Хоронили без музыки. По-крестьянски. На телеге покойника привезли к сельскому кладбищу. Такие же старики, как и сам умерший, покрякивая, сняли гроб. Местный священник отец Капитолий произнёс отпевание. Гроб опустили в могилу. Ударили в крышку комья водянистой весенней земли. Вырос холм-бугорок.
Старуха Вирова, или просто Вириха, как называли её в деревне, жилистая, небывало высокого роста женщина, не проронила ни единой слезы. Она лишь как-то упрямо смотрела в землю и прижимала по-бабьи к губам край платка.
Смерть не являлась для неё чем-то особенным.
Тридцать лет тому назад хоронила первенца — Гришу.

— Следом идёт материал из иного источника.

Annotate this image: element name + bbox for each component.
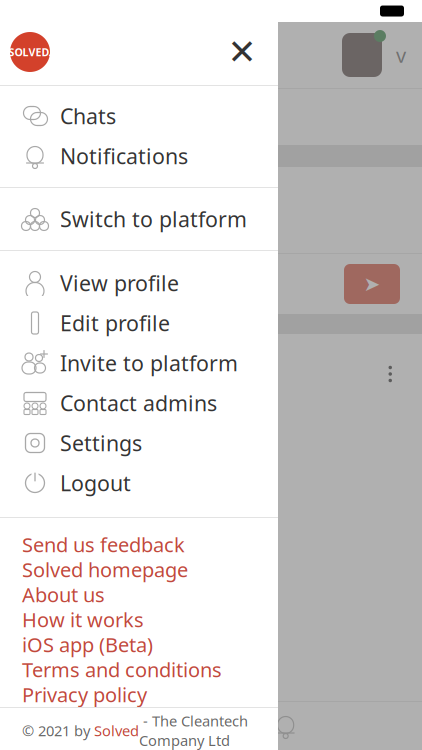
button[interactable]: Edit profile [0, 303, 278, 343]
button[interactable]: Close menu [214, 19, 270, 85]
staticText: Contact admins [60, 389, 217, 417]
button[interactable]: Settings [0, 423, 278, 463]
staticText: Solved homepage [22, 556, 188, 583]
staticText: Chats [60, 102, 116, 130]
staticText: - The Cleantech Company Ltd [139, 711, 248, 750]
staticText: Edit profile [60, 309, 170, 337]
staticText: SOLVED. [8, 45, 52, 59]
button[interactable]: Chats [0, 96, 278, 136]
staticText: Switch to platform [60, 205, 247, 233]
button[interactable]: View profile [0, 263, 278, 303]
staticText: Invite to platform [60, 349, 238, 377]
staticText: an expert to help [14, 417, 171, 444]
staticText: ility [0, 666, 26, 690]
staticText: View profile [60, 269, 179, 297]
staticText: ntries including [4, 515, 147, 542]
staticText: Send us feedback [22, 531, 185, 558]
button[interactable]: Privacy policy [0, 682, 278, 707]
button[interactable]: Terms and conditions [0, 657, 278, 682]
button[interactable]: How it works [0, 607, 278, 632]
staticText: culations qualify as [4, 450, 181, 477]
button[interactable]: About us [0, 582, 278, 607]
button[interactable]: Logout [0, 463, 278, 503]
button[interactable]: Send us feedback [0, 532, 278, 557]
button[interactable]: Contact admins [0, 383, 278, 423]
staticText: le service [32, 482, 118, 509]
button[interactable]: Solved homepage [0, 557, 278, 582]
button[interactable]: Solved home [0, 19, 60, 85]
button[interactable]: Invite to platform [0, 343, 278, 383]
staticText: v [396, 42, 406, 68]
staticText: © 2021 by [22, 721, 94, 740]
staticText: iOS app (Beta) [22, 631, 153, 658]
button[interactable]: Notifications [0, 136, 278, 176]
staticText: Settings [60, 429, 142, 457]
staticText: Solved [94, 721, 139, 740]
staticText: About us [22, 581, 105, 608]
staticText: re? [8, 196, 37, 224]
button[interactable]: iOS app (Beta) [0, 632, 278, 657]
staticText: How it works [22, 606, 144, 633]
staticText: Privacy policy [22, 681, 147, 708]
staticText: Terms and conditions [22, 656, 222, 683]
staticText: Logout [60, 469, 131, 497]
button[interactable]: Switch to platform [0, 199, 278, 239]
staticText: ➤ [364, 273, 380, 295]
staticText: Notifications [60, 142, 188, 170]
staticText: ✕ [228, 32, 256, 72]
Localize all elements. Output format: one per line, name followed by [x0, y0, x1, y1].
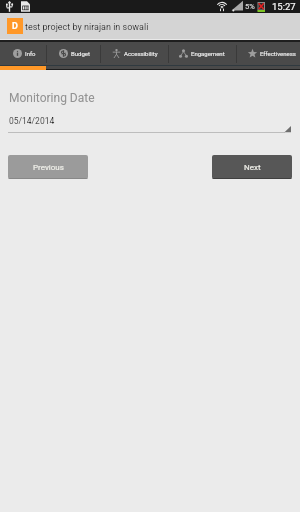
- button[interactable]: Accessibility: [100, 42, 168, 65]
- staticText: Next: [244, 163, 261, 172]
- staticText: D: [12, 21, 18, 32]
- staticText: Info: [25, 50, 36, 57]
- button[interactable]: Next: [212, 155, 292, 179]
- button[interactable]: Budget: [46, 42, 100, 65]
- staticText: 15:27: [272, 1, 296, 12]
- staticText: Accessibility: [124, 50, 158, 57]
- staticText: Budget: [71, 50, 90, 57]
- button[interactable]: Previous: [8, 155, 88, 179]
- button[interactable]: Effectiveness: [236, 42, 300, 65]
- staticText: Engagement: [191, 50, 225, 57]
- staticText: 5%: [245, 2, 255, 11]
- staticText: Monitoring Date: [9, 91, 95, 105]
- button[interactable]: Info: [0, 42, 46, 65]
- staticText: Previous: [33, 163, 64, 172]
- staticText: Effectiveness: [260, 50, 296, 57]
- staticText: test project by nirajan in sowali: [25, 22, 149, 33]
- button[interactable]: Engagement: [168, 42, 236, 65]
- staticText: 05/14/2014: [9, 116, 55, 126]
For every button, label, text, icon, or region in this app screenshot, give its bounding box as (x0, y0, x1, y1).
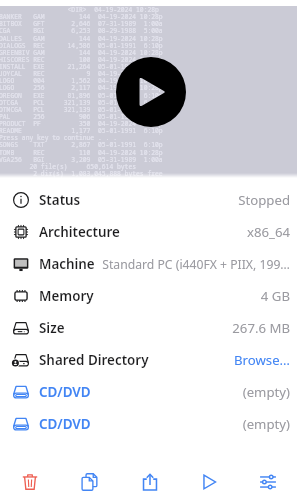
staticText: PAL 256 906 05-01-1991 6:10p (0, 112, 163, 121)
staticText: Press any key to continue . . . (0, 133, 117, 142)
staticText: OTCGA PCL 321,139 05-01-1991 6:10p (0, 98, 163, 107)
button[interactable]: Duplicate (60, 466, 120, 497)
button[interactable]: Memory (0, 280, 297, 312)
staticText: LOGO 256 2,117 04-19-2024 10:28p (0, 83, 163, 92)
button[interactable]: CD/DVD (0, 408, 297, 440)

Тогда были и слёзы, и плач, и крик. Всю ночь провалялась несчастная женщина под берёзой у свежего холмика. Потом хоронила двух дочерей — Глашу и Нюру, одну за другой, через год. Затем пошли братья и сёстры, племянники, племянницы, внуки. В германскую войну пришла весть о гибели сына Ивана. Третий, Аврамий, угодил под офицерские пули во время июльской демонстрации рабочих и солдат в Петрограде.
Не перечислить потерь и смертей.
Здесь же рядом с матерью стоял горбун Митя — меньшой в семье Вировых. Было ему лет двадцать, но по виду казалось намного меньше — совсем мальчик.
Ещё в детстве за то, что не усмотрел и упустил корову на барские травы, Митя был покалечен местным помещиком графом Щербацким. С той поры и вырос у мальчика горб. Митя был набожен, чуть с придурью.
Вот и сейчас Митя стоит на коленях, по-старушечьи быстро крестится.
— Ангелы, ангелы, — выводит пискливо Митя. — Вы осторожно несите батю. Тихо, тихонечко, — и бьёт об землю, как в бубен, лбом.
Похоронили старого Вирова. А на следующий день прибыли балтиец и Нюта.
Балтиец приехал, балтиец уехал. Неполные сутки он пробыл дома.
Сходил на могилу к родителю. Вместе с соседом Юхимом Задорновым поставил дубовый крест. Полушалок накинул на плечи матери. Бросил Мите пару белья и тельняшку.
— Ну, братишка, недобрый нам выпал час, — сказал он, прощаясь с Нютой. — А всё же голову выше держи, братишка. По-морскому гляди — вперёд!
Проводили матроса.
— Значит, Нюра? — спросила старуха.
— Нюта, — ответила Нюта.
Деревня, в которой осталась девочка, была небольшой — дворов тридцать. Большинство изб покосившихся, с подгнившими дощатыми крышами. Жались они к реке, к спокойной в этих местах и уже довольно широкой Луге. Кроме главной улицы, шло два или три проулка. Один из них спускался к самой реке, когда-то здесь был паром через Лугу. Однако с самой германской войны паром куда-то угнали.
Леса поблизости не было. Приходилось идти версты три. Однако рядом с селом находился саженый парк и в нём имение графа Щербацкого.
Деревня раньше считалась вроде бы как при этом имении. Однако в семнадцатом граф бежал. И роли теперь поменялись. Вышло как бы наоборот. И парк и господский дом оказались теперь при деревне.
Мужики дом не разрушили, парк не порубили. А после долгих споров и пересудов около года тому назад образовали в имении трудовую коммуну, или, как называли её сами крестьяне, коммунию.